By SARAH ANDREWS, Associated Press Writer
SAN SEBASTIAN, Canary Islands - Juan Cabello takes pride in not using
a cell phone or the Internet to communicate. Instead, he puckers up
and whistles.
Cabello is a "silbador," until recently a dying breed on tiny,
mountainous La Gomera, one of Spain's Canary Islands off West Africa.
Like his father and grandfather before him, Cabello, 50, knows "Silbo
Gomero," a language that's whistled, not spoken, and can be heard
more than two miles away.
This chirpy brand of chatter is thought to have come over with early
African settlers 2,500 years ago. Now, educators are working hard to
save it from extinction by making schoolchildren study it up to age
14.
Silbo — the word comes from Spanish verb silbar, meaning to whistle —
features four "vowels" and four "consonants" that can be strung
together to form more than 4,000 words. It sounds just like bird
conversation and Cabello says it has plenty of uses.
"I use it for everything: to call to my wife, to tell my kids
something, to find a friend if we get lost in a crowd," Cabello said.
In fact, he makes a living off Silbo, performing daily exhibitions at
a restaurant on this island of 147 square miles and 19,000 people.
A snatch of dialogue in Silbo is posted at
http://www.agulo.net/silbo/silbo.mp3 and translates as follows:
"Hey, Servando!"
"What?"
"Look, go tell Julio to bring the castanets."
"OK. Hey, Julio!"
"What?"
"Lili says you should go get the kids and have them bring the
castanets for the party."
"OK, OK, OK."
Silbo was once used throughout the hilly terrain of La Gomera as an
ingenious way of communicating over long distances. A strong whistle
saved peasants from trekking over hill and dale to send messages or
news to neighbors.
Then came the phone, and it's hard to know how many people use Silbo
these days.
"A lot of people think they do, but there is a very small group who
can truly communicate through Silbo and understand Silbo," said
Manuel Carreiras, a psychology professor from the island of Tenerife.

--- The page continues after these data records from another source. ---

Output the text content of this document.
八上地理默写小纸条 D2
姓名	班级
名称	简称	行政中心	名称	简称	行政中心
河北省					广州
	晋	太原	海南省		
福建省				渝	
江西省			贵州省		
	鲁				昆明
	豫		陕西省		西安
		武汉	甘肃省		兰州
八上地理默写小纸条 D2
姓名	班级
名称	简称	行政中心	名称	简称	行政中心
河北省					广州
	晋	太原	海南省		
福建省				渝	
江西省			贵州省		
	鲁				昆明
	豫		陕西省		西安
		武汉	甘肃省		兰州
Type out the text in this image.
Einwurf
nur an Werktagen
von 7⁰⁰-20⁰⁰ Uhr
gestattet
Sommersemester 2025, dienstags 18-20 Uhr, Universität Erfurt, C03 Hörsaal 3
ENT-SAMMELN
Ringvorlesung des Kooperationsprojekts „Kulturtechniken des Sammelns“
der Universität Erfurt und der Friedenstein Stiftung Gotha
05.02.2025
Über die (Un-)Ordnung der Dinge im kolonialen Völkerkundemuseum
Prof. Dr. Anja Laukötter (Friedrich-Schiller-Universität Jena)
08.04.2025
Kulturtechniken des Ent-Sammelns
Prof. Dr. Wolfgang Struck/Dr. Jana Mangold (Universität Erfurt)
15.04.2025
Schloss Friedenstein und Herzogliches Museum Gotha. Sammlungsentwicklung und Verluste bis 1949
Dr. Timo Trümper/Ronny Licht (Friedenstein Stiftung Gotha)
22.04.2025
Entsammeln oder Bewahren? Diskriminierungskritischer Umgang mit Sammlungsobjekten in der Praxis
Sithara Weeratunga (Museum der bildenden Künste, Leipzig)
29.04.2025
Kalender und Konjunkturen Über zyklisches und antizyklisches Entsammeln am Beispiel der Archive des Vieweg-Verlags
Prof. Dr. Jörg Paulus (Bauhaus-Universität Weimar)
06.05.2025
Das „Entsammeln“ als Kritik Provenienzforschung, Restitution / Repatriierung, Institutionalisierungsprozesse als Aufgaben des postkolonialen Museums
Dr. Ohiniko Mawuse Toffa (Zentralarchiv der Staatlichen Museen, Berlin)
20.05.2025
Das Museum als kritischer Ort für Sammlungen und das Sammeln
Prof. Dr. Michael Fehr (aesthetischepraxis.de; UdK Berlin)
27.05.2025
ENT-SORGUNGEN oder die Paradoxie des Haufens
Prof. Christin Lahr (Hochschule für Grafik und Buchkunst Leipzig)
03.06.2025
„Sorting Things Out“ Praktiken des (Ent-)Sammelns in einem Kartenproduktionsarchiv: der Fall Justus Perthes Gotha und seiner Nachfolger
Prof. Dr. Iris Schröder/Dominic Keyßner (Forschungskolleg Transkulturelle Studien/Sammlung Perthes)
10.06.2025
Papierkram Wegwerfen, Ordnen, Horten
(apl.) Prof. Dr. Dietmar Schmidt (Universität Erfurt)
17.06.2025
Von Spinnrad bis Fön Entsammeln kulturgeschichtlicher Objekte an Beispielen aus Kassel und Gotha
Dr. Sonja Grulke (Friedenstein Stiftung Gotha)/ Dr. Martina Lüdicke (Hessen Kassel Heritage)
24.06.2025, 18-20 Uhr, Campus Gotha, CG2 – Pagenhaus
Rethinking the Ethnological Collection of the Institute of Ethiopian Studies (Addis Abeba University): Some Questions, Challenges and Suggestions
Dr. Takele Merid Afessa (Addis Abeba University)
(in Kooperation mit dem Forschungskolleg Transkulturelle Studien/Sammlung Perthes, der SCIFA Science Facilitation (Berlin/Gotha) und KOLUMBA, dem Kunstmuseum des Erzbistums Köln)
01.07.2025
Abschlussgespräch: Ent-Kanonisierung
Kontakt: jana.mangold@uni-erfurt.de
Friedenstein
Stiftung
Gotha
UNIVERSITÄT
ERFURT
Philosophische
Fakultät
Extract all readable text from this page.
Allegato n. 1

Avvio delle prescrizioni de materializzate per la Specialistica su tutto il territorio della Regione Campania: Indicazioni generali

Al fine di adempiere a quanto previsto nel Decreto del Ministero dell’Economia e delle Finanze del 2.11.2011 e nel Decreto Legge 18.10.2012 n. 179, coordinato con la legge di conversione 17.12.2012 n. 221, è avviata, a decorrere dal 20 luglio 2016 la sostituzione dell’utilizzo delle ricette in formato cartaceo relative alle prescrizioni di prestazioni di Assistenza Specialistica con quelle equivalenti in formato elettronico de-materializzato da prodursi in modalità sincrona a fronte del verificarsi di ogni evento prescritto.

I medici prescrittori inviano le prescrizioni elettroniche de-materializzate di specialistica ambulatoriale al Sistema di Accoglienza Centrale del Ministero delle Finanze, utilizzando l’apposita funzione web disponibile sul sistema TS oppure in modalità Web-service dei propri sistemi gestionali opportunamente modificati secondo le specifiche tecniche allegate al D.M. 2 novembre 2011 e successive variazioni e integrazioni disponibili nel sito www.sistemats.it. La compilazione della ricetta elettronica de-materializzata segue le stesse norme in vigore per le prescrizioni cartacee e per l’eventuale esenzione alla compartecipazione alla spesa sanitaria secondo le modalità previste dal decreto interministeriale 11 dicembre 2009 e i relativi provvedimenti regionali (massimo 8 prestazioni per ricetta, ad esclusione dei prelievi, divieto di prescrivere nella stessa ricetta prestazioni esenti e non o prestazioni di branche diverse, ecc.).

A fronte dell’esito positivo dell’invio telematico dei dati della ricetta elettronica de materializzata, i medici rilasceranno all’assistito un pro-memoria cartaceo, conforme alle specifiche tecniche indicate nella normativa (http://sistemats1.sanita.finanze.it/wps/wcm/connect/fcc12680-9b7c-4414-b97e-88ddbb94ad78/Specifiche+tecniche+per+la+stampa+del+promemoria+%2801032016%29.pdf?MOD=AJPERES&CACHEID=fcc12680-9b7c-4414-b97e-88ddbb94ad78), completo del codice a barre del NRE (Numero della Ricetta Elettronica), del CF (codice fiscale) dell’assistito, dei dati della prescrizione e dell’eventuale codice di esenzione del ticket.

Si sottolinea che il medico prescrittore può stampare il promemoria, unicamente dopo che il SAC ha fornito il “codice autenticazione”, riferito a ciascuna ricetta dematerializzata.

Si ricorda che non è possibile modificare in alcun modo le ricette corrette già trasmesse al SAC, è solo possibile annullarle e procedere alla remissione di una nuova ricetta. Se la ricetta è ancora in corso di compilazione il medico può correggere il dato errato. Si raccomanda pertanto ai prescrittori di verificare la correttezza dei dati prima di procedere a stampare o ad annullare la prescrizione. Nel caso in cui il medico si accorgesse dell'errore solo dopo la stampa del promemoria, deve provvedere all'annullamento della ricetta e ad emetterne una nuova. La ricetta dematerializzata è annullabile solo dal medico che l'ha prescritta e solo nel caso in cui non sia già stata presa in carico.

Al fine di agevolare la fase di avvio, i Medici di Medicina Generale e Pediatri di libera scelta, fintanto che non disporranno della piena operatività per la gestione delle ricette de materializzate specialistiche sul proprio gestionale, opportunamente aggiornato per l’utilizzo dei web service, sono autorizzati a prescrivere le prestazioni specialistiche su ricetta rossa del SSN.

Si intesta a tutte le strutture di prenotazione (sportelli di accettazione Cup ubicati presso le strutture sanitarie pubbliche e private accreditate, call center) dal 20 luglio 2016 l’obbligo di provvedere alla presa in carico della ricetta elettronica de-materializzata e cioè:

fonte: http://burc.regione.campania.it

He specializes in how the brain processes language and has studied
Silbo.
Since 1999, Silbo has been a required language in La Gomera's
elementary schools. Some 3,000 students are studying it 25 minutes a
week — enough to teach the basics, said Eugenio Darias, a Silbo
teacher and director of the island's Silbo program.
"There are few really good silbadores so far, but lots of students
are learning to use it and understand it," he said. "We've been very
pleased."
But almost as important as speaking — sorry, whistling — Silbo is
studying where it came from, and little is known.
"Silbo is the most important pre-Hispanic cultural heritage we have,"
said Moises Plasencia, the director of the Canary government's
historical heritage department.
It might seem appropriate for a language that sounds like birdsong to
exist in the Canary Islands, but scholarly theories as to how the
archipelago got its name make no mention of whistling.
Little is known about Silbo's origins, but an important step toward
recovering the language was the First International Congress of
Whistled Languages, held in April in La Gomera. The congress, which
will be repeated in 2005, brought together experts on various
whistled languages.
Silbo-like whistling has been found in pockets of Greece, Turkey,
China and Mexico, but none is as developed as Silbo Gomero, Plasencia
said.
One study is looking for vestiges of Silbo in Venezuela, Cuba and
Texas, all places to which Gomerans have historically emigrated
during hard economic times.
Now, Plasencia is heading an effort to have UNESCO declare it
an "intangible cultural heritage" and support efforts to save
it. "Silbo is so unique and has many values: historical, linguistic,
anthropological and aesthetic. It fits perfectly with UNESCO's
requirements," he said.
Besides, says Cabello, it's good for just about anything except for
romance: "Everyone on the island would hear what you're saying!"